Forty Guns (1957)
7/10
has some of the Sam Fuller twists, but not enough
8 May 2006
Forty Guns is a good enough western, very much worth to see on the big screen (especially in the kind of case I did, first on a double bill with Johnny Guitar), though I wouldn't put it past genre fans to find better pieces of work. Barbara Stanwyck is interesting in a role that does go for the feminist edge as a cowgirl, of sorts, who leads a posse of 40 gunslingers (hence the title) while un-rest still goes over the town she looks over. She also is in a relationship with a man that could lead to some trouble. The story itself is not the sturdiest in filmmaker Samuel Fuller's cannon of works, which is saying a lot as he often creates really spectacularly B-type stories for his films. What he does do differently that another director wouldn't do is inject a very personal, if disguised in genre, kind of style to this story.

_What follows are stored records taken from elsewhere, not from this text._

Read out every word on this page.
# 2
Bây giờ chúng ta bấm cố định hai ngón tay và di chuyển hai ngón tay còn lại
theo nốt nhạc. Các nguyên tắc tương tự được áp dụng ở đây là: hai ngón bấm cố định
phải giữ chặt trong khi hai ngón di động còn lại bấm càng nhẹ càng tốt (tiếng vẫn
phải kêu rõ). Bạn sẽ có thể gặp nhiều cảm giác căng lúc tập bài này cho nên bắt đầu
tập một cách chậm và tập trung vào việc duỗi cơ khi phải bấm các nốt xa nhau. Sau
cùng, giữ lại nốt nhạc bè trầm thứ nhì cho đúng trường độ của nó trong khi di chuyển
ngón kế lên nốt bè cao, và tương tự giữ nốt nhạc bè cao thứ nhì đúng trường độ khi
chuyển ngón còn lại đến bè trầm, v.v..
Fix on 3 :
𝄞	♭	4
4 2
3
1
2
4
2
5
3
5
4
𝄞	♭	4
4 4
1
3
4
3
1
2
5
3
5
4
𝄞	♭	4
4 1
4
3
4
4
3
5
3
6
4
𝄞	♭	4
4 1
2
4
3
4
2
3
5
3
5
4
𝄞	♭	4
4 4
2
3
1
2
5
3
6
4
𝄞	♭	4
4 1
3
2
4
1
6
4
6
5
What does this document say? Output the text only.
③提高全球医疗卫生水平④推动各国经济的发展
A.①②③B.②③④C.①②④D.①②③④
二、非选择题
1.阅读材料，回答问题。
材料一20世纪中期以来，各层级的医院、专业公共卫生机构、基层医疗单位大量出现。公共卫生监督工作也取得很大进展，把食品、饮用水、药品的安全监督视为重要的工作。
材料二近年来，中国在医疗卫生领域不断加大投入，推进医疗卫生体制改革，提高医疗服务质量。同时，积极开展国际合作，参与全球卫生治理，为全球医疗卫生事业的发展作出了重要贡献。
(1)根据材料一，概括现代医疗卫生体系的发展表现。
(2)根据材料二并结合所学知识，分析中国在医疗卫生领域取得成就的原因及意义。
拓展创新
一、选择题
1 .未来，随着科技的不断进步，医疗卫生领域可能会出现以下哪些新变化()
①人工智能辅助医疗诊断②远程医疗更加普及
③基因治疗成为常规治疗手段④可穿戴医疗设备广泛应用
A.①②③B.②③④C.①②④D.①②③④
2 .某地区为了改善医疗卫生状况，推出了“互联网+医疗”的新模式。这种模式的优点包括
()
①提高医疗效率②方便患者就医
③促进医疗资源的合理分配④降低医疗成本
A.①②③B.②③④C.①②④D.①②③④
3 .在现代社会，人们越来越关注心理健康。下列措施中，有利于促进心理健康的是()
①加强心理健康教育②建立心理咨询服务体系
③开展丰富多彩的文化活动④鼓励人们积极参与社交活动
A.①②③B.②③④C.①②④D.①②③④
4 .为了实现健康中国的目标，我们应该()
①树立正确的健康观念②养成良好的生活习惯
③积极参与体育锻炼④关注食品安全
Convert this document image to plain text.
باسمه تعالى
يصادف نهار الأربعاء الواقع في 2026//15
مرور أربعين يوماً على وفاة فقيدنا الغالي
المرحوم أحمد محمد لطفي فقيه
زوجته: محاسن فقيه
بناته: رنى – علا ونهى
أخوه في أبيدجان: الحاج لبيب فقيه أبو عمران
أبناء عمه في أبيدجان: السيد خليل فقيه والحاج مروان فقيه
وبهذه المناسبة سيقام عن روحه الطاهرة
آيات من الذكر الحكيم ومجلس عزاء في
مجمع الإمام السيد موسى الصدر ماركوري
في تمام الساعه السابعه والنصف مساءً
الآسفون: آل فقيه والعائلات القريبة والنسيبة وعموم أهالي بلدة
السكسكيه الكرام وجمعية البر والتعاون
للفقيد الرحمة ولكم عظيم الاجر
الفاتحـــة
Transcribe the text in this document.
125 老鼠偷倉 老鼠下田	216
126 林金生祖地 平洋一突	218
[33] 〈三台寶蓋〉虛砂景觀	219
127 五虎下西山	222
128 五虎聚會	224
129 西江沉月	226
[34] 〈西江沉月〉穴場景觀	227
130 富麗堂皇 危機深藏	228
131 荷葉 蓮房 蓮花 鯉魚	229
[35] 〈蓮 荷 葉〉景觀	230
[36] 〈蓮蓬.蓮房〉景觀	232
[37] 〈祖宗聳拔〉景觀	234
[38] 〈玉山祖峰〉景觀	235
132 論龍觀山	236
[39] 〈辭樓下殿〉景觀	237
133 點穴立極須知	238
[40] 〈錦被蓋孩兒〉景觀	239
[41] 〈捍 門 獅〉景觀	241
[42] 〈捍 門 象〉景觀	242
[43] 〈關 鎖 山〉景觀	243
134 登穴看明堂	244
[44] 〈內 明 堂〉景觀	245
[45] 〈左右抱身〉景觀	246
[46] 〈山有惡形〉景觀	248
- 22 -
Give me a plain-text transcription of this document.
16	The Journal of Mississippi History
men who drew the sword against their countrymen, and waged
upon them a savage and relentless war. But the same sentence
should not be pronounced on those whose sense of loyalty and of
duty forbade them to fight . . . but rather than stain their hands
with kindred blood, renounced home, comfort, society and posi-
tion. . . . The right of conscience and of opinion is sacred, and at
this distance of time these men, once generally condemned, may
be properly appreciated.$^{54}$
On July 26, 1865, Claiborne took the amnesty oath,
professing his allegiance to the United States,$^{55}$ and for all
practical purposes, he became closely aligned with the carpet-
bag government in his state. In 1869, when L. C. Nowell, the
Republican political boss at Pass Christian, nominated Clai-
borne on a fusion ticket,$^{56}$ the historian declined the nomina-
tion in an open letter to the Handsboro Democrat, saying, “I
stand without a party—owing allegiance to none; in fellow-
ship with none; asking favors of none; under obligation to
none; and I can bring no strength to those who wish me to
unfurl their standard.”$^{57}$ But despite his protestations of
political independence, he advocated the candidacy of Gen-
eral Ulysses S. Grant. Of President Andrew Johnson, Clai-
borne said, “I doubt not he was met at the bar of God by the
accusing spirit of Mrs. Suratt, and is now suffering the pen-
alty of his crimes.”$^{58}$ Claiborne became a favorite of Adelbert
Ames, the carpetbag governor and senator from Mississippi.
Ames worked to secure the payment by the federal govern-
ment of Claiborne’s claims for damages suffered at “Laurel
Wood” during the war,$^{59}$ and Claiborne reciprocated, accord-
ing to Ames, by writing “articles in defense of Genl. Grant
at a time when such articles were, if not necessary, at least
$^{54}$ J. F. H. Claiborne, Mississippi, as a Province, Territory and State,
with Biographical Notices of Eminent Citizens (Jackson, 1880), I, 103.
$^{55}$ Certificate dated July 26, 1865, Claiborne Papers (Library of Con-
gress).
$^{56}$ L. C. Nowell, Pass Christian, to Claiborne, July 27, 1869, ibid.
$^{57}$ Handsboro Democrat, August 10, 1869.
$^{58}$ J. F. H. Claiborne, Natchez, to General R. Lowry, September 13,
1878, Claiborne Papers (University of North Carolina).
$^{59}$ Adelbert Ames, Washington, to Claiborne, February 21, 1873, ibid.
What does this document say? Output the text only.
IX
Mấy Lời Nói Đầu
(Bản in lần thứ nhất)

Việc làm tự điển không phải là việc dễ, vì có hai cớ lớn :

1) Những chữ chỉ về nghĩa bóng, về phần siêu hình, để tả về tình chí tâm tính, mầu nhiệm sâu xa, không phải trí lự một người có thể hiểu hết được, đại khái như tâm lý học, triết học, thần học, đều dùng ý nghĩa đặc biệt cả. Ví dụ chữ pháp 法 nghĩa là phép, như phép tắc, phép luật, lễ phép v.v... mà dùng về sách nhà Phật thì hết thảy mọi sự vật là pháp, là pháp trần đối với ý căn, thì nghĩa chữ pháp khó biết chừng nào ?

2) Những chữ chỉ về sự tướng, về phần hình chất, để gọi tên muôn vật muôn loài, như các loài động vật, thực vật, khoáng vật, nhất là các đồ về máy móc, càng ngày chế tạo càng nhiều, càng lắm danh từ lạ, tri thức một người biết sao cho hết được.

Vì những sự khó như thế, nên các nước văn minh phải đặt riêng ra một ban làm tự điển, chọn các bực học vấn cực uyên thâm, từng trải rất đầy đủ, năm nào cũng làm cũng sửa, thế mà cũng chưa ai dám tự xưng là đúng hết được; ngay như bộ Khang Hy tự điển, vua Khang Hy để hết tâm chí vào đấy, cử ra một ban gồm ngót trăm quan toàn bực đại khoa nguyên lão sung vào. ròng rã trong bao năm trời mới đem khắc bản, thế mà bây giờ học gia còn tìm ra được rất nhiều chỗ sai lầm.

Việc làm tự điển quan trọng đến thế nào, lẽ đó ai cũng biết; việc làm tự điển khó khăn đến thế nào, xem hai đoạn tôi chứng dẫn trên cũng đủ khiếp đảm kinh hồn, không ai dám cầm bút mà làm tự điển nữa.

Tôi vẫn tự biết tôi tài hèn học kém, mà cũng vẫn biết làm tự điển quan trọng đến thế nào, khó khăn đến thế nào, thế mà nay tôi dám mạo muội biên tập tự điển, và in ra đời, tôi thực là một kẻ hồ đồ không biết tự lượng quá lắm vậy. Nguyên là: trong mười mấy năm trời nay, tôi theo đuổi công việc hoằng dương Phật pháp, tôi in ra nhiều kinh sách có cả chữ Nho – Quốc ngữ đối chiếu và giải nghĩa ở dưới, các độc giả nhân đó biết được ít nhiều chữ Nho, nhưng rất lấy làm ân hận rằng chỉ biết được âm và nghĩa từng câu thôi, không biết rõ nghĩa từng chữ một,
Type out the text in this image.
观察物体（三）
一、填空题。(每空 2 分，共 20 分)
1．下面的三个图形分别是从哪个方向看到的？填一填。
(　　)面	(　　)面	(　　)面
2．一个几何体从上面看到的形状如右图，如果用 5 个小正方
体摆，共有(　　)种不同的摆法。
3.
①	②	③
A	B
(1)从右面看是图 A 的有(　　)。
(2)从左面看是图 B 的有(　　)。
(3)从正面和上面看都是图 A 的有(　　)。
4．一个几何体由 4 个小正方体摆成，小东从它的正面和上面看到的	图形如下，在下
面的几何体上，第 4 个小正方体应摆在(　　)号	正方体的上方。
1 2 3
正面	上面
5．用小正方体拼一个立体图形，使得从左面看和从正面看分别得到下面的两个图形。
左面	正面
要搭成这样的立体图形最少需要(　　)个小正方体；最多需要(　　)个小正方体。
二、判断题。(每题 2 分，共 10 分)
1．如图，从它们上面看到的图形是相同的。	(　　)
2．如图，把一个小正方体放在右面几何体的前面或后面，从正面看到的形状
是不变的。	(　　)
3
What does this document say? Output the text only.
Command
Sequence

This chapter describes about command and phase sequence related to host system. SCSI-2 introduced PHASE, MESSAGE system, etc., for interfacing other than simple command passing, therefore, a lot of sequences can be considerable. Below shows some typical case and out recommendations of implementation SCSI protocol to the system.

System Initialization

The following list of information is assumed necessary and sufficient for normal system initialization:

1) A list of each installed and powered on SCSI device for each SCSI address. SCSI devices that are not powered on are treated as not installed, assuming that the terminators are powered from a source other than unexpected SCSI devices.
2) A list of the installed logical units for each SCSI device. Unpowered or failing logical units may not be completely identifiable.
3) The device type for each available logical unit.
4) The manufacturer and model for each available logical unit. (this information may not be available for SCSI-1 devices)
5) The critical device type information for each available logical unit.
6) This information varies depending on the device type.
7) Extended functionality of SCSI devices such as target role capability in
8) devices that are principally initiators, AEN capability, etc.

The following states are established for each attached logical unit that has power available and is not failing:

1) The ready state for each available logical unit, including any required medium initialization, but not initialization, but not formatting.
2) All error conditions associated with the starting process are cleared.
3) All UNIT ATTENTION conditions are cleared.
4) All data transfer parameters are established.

Some scenes still stick in my head strongly a year after seeing the film just by the visuals of it, how a couple of scenes are shot and edited for an impact only Fuller could produce. Consequently, these ARE in the main action scenes of the film, involving a man walking down a street against another gunslinger, unstoppable, with Fuller getting the right rhythm with his tracking shot cutting to a stark close-up. Maybe the most staggering scene (however rather over-the-top) is the death outside the church, with a rather symbolic message tied to the shock of it. And the climax is a white-knuckled even for its time. But its denouement seems to carry over from some of the more conventional aspects of the film, albeit by insistence from the studio. Nothing too wrong with the work by Stanwyck, Fuller, and the other character actors like Barry Sullivan and Dean Jagger, though I'd be lying if I said it was one of the best westerns of the 50's.